Clarifying the Scope
You're tempted to ask, "If the project stakeholder is the decision-maker, how will I gain control?" But think along the lines of "the clearer the scope, the better the outcome." For example, if your stakeholders do all the work in defining the project and then turn it over to you, your project will succeed with less distractions.
First, make sure your stakeholders understand their roles. Clearly define what is expected of them. Explain that once you and your team have the project scope, you'll be able to run with it and avoid little-to-no input from the stakeholders. This does not mean you shouldn't include stakeholders in project progress meetings. What it does mean is that you've accepted their outline and can go with it without constant, daily input.
First meet with the stakeholders and tell them it's in their best interest to help define the scope of the project. Tell them the product, objectives, and justification must come from them in order for you to meet their deliverables. Explain clearly what is expected of them and what items you are specifically looking to obtain.

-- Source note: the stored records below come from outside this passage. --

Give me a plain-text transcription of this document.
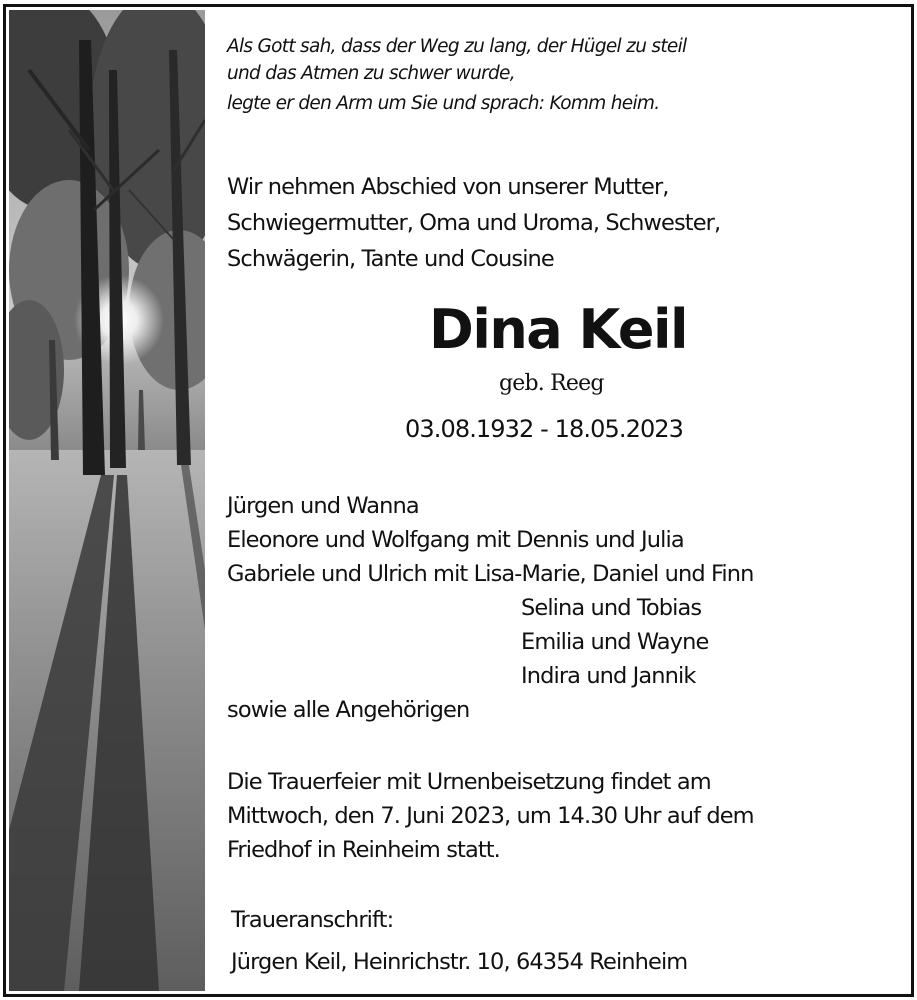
Als Gott sah, dass der Weg zu lang, der Hügel zu steil
und das Atmen zu schwer wurde,
legte er den Arm um Sie und sprach: Komm heim.
Wir nehmen Abschied von unserer Mutter,
Schwiegermutter, Oma und Uroma, Schwester,
Schwägerin, Tante und Cousine
Dina Keil
geb. Reeg
03.08.1932 - 18.05.2023
Jürgen und Wanna
Eleonore und Wolfgang mit Dennis und Julia
Gabriele und Ulrich mit Lisa-Marie, Daniel und Finn
Selina und Tobias
Emilia und Wayne
Indira und Jannik
sowie alle Angehörigen
Die Trauerfeier mit Urnenbeisetzung findet am
Mittwoch, den 7. Juni 2023, um 14.30 Uhr auf dem
Friedhof in Reinheim statt.
Traueranschrift:
Jürgen Keil, Heinrichstr. 10, 64354 Reinheim
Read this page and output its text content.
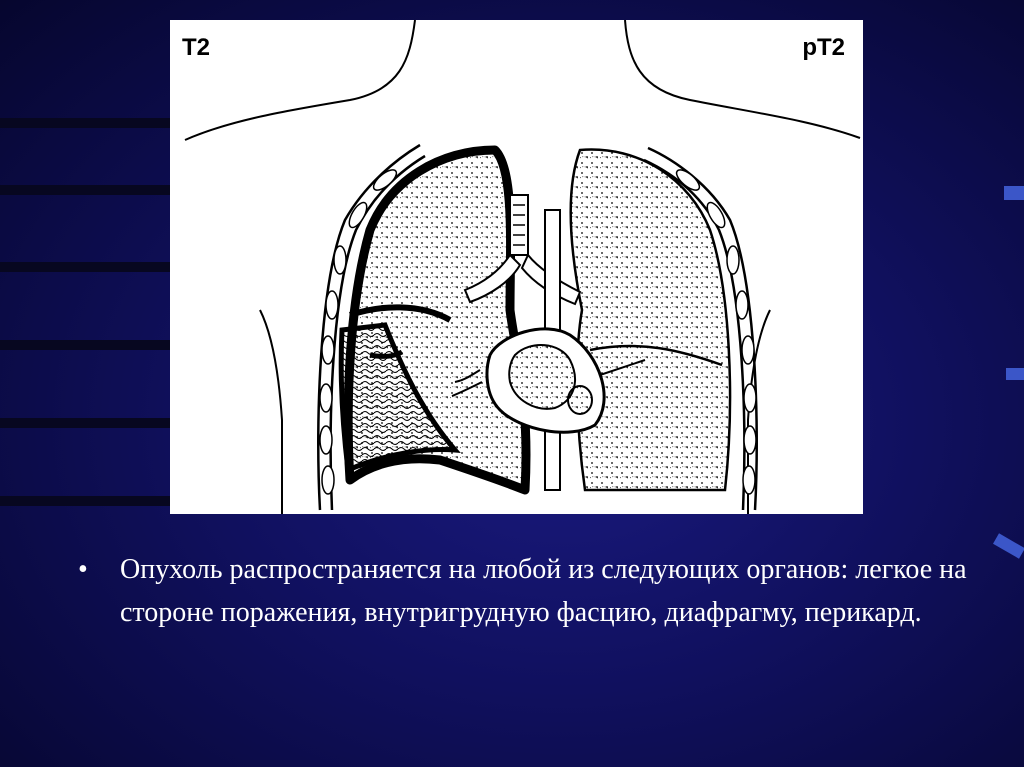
T2	pT2
• Опухоль распространяется на любой из следующих органов: легкое на стороне поражения, внутригрудную фасцию, диафрагму, перикард.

Supply a scope statement template to help the stakeholders write the scope statement. You can use your own or download our template of a scope statement by clicking this link.
Guiding the Stakeholders
Product – Start by discussing the product. You'll need a clear description of what the product will be so you can come up with scheduling, budgeting, and resources.
Objectives – Have them explain what their objectives are for the product. Will it have a retail or internal value? What will they be using the product for? When do they expect the product to be delivered? In a scope statement, it's essential that you have them only outline what is necessary for the project or product while excluding the non-essentials.

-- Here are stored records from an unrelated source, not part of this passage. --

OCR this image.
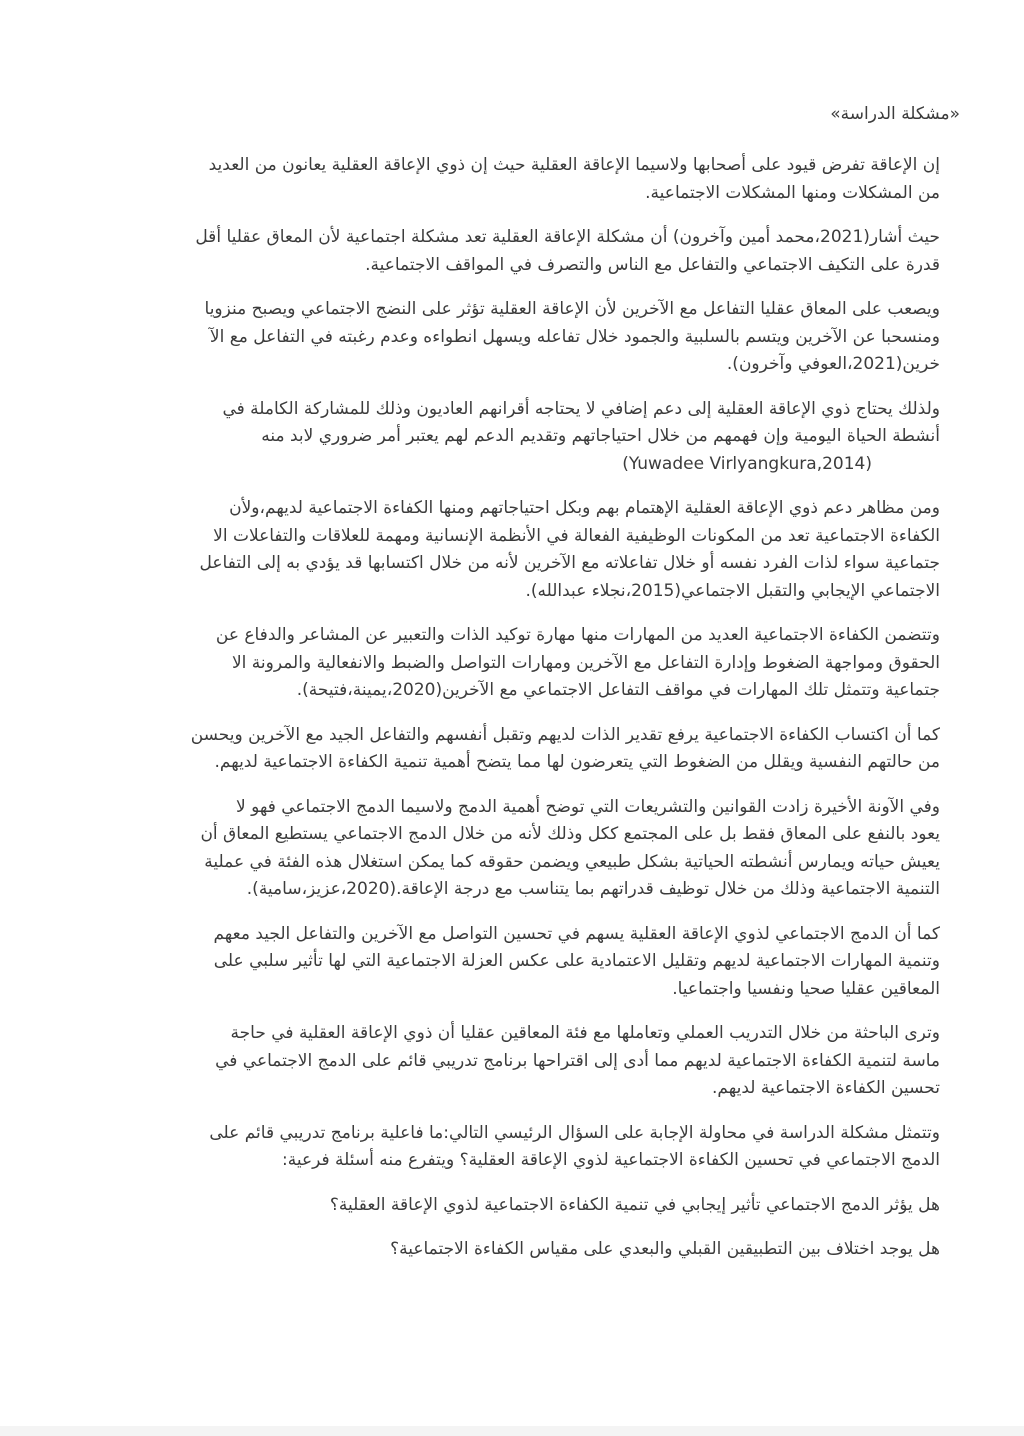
«مشكلة الدراسة»
إن الإعاقة تفرض قيود على أصحابها ولاسيما الإعاقة العقلية حيث إن ذوي الإعاقة العقلية يعانون من العديد
من المشكلات ومنها المشكلات الاجتماعية.
حيث أشار(2021،محمد أمين وآخرون) أن مشكلة الإعاقة العقلية تعد مشكلة اجتماعية لأن المعاق عقليا أقل
قدرة على التكيف الاجتماعي والتفاعل مع الناس والتصرف في المواقف الاجتماعية.
ويصعب على المعاق عقليا التفاعل مع الآخرين لأن الإعاقة العقلية تؤثر على النضج الاجتماعي ويصبح منزويا
ومنسحبا عن الآخرين ويتسم بالسلبية والجمود خلال تفاعله ويسهل انطواءه وعدم رغبته في التفاعل مع الآ
خرين(2021،العوفي وآخرون).
ولذلك يحتاج ذوي الإعاقة العقلية إلى دعم إضافي لا يحتاجه أقرانهم العاديون وذلك للمشاركة الكاملة في
أنشطة الحياة اليومية وإن فهمهم من خلال احتياجاتهم وتقديم الدعم لهم يعتبر أمر ضروري لابد منه
(Yuwadee Virlyangkura,2014)
ومن مظاهر دعم ذوي الإعاقة العقلية الإهتمام بهم وبكل احتياجاتهم ومنها الكفاءة الاجتماعية لديهم،ولأن
الكفاءة الاجتماعية تعد من المكونات الوظيفية الفعالة في الأنظمة الإنسانية ومهمة للعلاقات والتفاعلات الا
جتماعية سواء لذات الفرد نفسه أو خلال تفاعلاته مع الآخرين لأنه من خلال اكتسابها قد يؤدي به إلى التفاعل
الاجتماعي الإيجابي والتقبل الاجتماعي(2015،نجلاء عبدالله).
وتتضمن الكفاءة الاجتماعية العديد من المهارات منها مهارة توكيد الذات والتعبير عن المشاعر والدفاع عن
الحقوق ومواجهة الضغوط وإدارة التفاعل مع الآخرين ومهارات التواصل والضبط والانفعالية والمرونة الا
جتماعية وتتمثل تلك المهارات في مواقف التفاعل الاجتماعي مع الآخرين(2020،يمينة،فتيحة).
كما أن اكتساب الكفاءة الاجتماعية يرفع تقدير الذات لديهم وتقبل أنفسهم والتفاعل الجيد مع الآخرين ويحسن
من حالتهم النفسية ويقلل من الضغوط التي يتعرضون لها مما يتضح أهمية تنمية الكفاءة الاجتماعية لديهم.
وفي الآونة الأخيرة زادت القوانين والتشريعات التي توضح أهمية الدمج ولاسيما الدمج الاجتماعي فهو لا
يعود بالنفع على المعاق فقط بل على المجتمع ككل وذلك لأنه من خلال الدمج الاجتماعي يستطيع المعاق أن
يعيش حياته ويمارس أنشطته الحياتية بشكل طبيعي ويضمن حقوقه كما يمكن استغلال هذه الفئة في عملية
التنمية الاجتماعية وذلك من خلال توظيف قدراتهم بما يتناسب مع درجة الإعاقة.(2020،عزيز،سامية).
كما أن الدمج الاجتماعي لذوي الإعاقة العقلية يسهم في تحسين التواصل مع الآخرين والتفاعل الجيد معهم
وتنمية المهارات الاجتماعية لديهم وتقليل الاعتمادية على عكس العزلة الاجتماعية التي لها تأثير سلبي على
المعاقين عقليا صحيا ونفسيا واجتماعيا.
وترى الباحثة من خلال التدريب العملي وتعاملها مع فئة المعاقين عقليا أن ذوي الإعاقة العقلية في حاجة
ماسة لتنمية الكفاءة الاجتماعية لديهم مما أدى إلى اقتراحها برنامج تدريبي قائم على الدمج الاجتماعي في
تحسين الكفاءة الاجتماعية لديهم.
وتتمثل مشكلة الدراسة في محاولة الإجابة على السؤال الرئيسي التالي:ما فاعلية برنامج تدريبي قائم على
الدمج الاجتماعي في تحسين الكفاءة الاجتماعية لذوي الإعاقة العقلية؟ ويتفرع منه أسئلة فرعية:
هل يؤثر الدمج الاجتماعي تأثير إيجابي في تنمية الكفاءة الاجتماعية لذوي الإعاقة العقلية؟
هل يوجد اختلاف بين التطبيقين القبلي والبعدي على مقياس الكفاءة الاجتماعية؟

Justification – Have the stakeholders define the market demand or business need of the product. They should also explain, in detail, all of their requests and their customers' desires. If it is a product that is IT based and will improve on a current product, have them clearly define why and how it will improve the product.

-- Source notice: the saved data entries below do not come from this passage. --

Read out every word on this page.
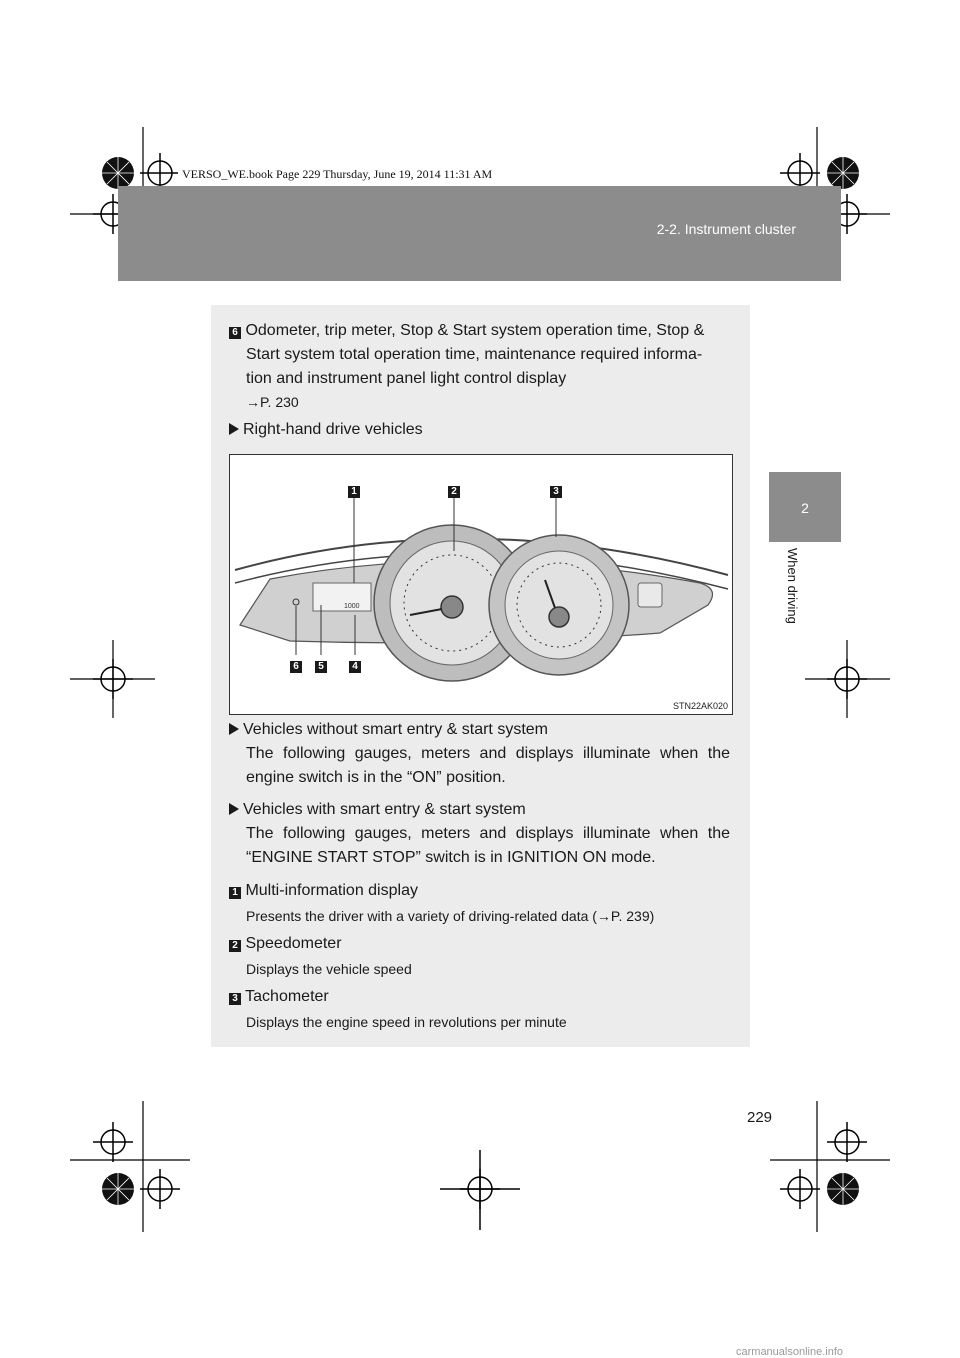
VERSO_WE.book Page 229 Thursday, June 19, 2014 11:31 AM
2-2. Instrument cluster
2
When driving
6 Odometer, trip meter, Stop & Start system operation time, Stop &
Start system total operation time, maintenance required informa-
tion and instrument panel light control display
→P. 230
Right-hand drive vehicles
1000
1	2	3
6	5	4
STN22AK020
Vehicles without smart entry & start system
The following gauges, meters and displays illuminate when the engine switch is in the “ON” position.
Vehicles with smart entry & start system
The following gauges, meters and displays illuminate when the “ENGINE START STOP” switch is in IGNITION ON mode.
1 Multi-information display
Presents the driver with a variety of driving-related data (→P. 239)
2 Speedometer
Displays the vehicle speed
3 Tachometer
Displays the engine speed in revolutions per minute
229
carmanualsonline.info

Deliverables – This part of the scope statement should be a joint effort, although you should ask the stakeholders what exactly will determine their satisfaction. Use their input on the product, objectives, and justifications to create your Work Breakdown Structure.
Deliver the Scope Statement
Now that you've met with the stakeholders and received the information you requested, it's time to create the project scope and have them sign off on the project. If you've planned your input carefully, the project scope should be easy to write with clear and identifiable goals, budgets, resources, scheduling, and deliverables.
Your scope statement should only include items that meet the project's needs in order to avoid scope creep. On the other hand, it shouldn't be void of essentials provided to you by the stakeholders. Consider the scope statement as an agreement between you, the project manager, your resources, and the stakeholders. Explain the necessity of their acknowledgment of the scope statement before work begins. Be sure the stakeholders understand that you will be able to identify changes to the scope statement early on and submit for their approval.
A well written scope statement can guide you and your team to a successful outcome. Having stakeholders help you write the scope statement almost always guarantees their happiness and your high achievement, which will bring recognition and future projects. Keep the stakeholders informed during the project. However, let them know up front that once the scope statement is defined, their input will be minimal until progress meetings.
Nothing can harm a project faster than interference from stakeholders who want an outcome but constantly change the scope of the project. Be forefront in your expertise and deliver them the scope statement they want, which you wrote from their direction.